# Thread: Finding a power series

1. ## Finding a power series

Question: Expand $\displaystyle \frac{1}{(1+x)^\frac{1}{4}}$ as a power series and use it to estimate $\displaystyle \frac{1}{1.1^\frac{1}{4}}$ correct to three decimal places.

I am clueless!

2. Originally Posted by Em Yeu Anh
Question: Expand $\displaystyle \frac{1}{(1+x)^\frac{1}{4}}$ as a power series and use it to estimate $\displaystyle \frac{1}{1.1^\frac{1}{4}}$ correct to three decimal places.

I am clueless!
Binomial series for non-integer exponents:

$\displaystyle (1+x)^{\frac{1}{4}}= ..$

Then plug in $\displaystyle x=0.1$, and as the series is alternating the absolute value of the error is less than the absolute value of the first ignored term

CB

3. Originally Posted by Em Yeu Anh
Question: Expand $\displaystyle \frac{1}{(1+x)^\frac{1}{4}}$ as a power series and use it to estimate $\displaystyle \frac{1}{1.1^\frac{1}{4}}$ correct to three decimal places.

I am clueless!
That is $\displaystyle f(x)= (1+ x)^{-1/4}$

$\displaystyle f'(x)= -\frac{1}{4}(1+ x)^{-5/4}$

$\displaystyle f"(x)= \frac{5}{16}(1+ x)^{-9/4}$

$\displaystyle f'''(x)= -\frac{45}{64}(1+ x)^{-13/4}$

The nth derivative is, I believe, $\displaystyle \frac{(-1)^n}{1(3)(9)\cdot\cdot\cdot(4n+1)}(1+ x)^{-(4n+1)/4}$.
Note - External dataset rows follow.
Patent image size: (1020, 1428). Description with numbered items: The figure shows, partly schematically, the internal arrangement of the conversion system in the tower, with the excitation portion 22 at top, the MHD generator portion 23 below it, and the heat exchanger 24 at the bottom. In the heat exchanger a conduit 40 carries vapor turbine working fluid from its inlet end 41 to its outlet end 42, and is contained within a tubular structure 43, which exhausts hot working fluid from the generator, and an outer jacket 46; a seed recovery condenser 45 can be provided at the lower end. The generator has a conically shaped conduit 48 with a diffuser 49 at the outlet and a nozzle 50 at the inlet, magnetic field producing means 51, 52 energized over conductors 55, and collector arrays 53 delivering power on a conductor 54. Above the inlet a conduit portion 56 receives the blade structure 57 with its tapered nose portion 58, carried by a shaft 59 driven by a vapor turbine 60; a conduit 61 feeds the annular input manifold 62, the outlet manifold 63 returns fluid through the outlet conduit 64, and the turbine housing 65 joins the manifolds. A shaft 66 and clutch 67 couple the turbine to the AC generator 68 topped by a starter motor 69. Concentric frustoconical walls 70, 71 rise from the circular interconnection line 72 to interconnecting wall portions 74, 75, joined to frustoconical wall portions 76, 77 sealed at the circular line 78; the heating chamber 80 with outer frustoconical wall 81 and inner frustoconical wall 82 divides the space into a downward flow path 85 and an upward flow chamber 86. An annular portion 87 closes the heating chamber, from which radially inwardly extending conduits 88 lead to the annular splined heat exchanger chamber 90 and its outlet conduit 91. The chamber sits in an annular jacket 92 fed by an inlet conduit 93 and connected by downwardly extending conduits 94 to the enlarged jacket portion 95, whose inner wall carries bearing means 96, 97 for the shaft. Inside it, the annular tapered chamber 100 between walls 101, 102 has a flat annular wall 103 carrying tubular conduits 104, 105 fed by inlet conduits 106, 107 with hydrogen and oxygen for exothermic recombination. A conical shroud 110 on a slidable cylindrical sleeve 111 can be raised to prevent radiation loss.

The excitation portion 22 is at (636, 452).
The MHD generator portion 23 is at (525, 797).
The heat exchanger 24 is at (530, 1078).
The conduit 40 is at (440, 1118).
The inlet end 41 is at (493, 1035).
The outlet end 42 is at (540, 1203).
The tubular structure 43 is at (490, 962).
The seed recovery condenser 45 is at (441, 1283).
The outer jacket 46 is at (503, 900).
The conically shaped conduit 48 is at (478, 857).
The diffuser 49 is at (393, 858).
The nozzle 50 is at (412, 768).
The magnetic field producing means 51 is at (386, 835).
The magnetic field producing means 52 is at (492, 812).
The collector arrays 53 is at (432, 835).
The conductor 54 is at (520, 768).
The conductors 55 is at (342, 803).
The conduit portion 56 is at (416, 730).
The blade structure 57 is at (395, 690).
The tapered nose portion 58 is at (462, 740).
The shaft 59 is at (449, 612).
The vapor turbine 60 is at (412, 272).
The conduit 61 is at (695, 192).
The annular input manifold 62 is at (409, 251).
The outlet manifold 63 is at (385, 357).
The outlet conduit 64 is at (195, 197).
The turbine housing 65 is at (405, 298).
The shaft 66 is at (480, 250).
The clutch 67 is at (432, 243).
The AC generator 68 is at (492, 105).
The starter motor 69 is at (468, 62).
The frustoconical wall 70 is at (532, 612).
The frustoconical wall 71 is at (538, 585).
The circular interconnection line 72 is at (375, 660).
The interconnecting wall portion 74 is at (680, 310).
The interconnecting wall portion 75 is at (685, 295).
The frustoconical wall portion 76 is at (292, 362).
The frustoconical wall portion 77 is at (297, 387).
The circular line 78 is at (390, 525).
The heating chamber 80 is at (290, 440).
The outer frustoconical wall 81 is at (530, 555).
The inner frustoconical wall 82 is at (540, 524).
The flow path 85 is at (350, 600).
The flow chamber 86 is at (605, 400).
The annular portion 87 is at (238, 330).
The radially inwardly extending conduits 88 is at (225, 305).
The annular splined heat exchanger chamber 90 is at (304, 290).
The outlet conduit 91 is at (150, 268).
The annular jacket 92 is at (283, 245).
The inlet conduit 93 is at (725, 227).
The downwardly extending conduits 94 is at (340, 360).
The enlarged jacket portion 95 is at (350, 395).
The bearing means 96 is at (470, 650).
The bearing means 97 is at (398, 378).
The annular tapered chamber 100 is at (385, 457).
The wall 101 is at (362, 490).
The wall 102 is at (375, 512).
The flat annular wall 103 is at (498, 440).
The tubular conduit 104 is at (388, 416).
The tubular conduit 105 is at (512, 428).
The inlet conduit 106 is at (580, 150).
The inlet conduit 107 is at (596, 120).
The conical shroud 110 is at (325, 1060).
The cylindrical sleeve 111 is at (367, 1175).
Write it as a Taylor's series about x= 1. Since the sign is alternating, the error is never larger than the next term in the series. Expand it until the next term is less than .001.

(Well, yeah, the generalized binomial series is probably easier!)

4. Originally Posted by Em Yeu Anh
Question: Expand $\displaystyle \frac{1}{(1+x)^\frac{1}{4}}$ as a power series and use it to estimate $\displaystyle \frac{1}{1.1^\frac{1}{4}}$ correct to three decimal places.

I am clueless!
Also check out "Binomial Theorem" on Wikipedia. Rising factorial, falling factorial, I'm confused. How about I show you this Mathematica code and then you figure out how I got it and what it means.

Code:
n[858]:=
myFunctions[x_] := 1/(1 + x)^(1/4)
mySeries[x_, n_] :=
Sum[(FactorialPower[-4^(-1), k]/k!)*
x^k, {k, 0, n}]
mySeries[0.1, 20]
myFunctions[0.1]

Out[860]=
0.9764540896763106

Out[861]=
0.9764540896763105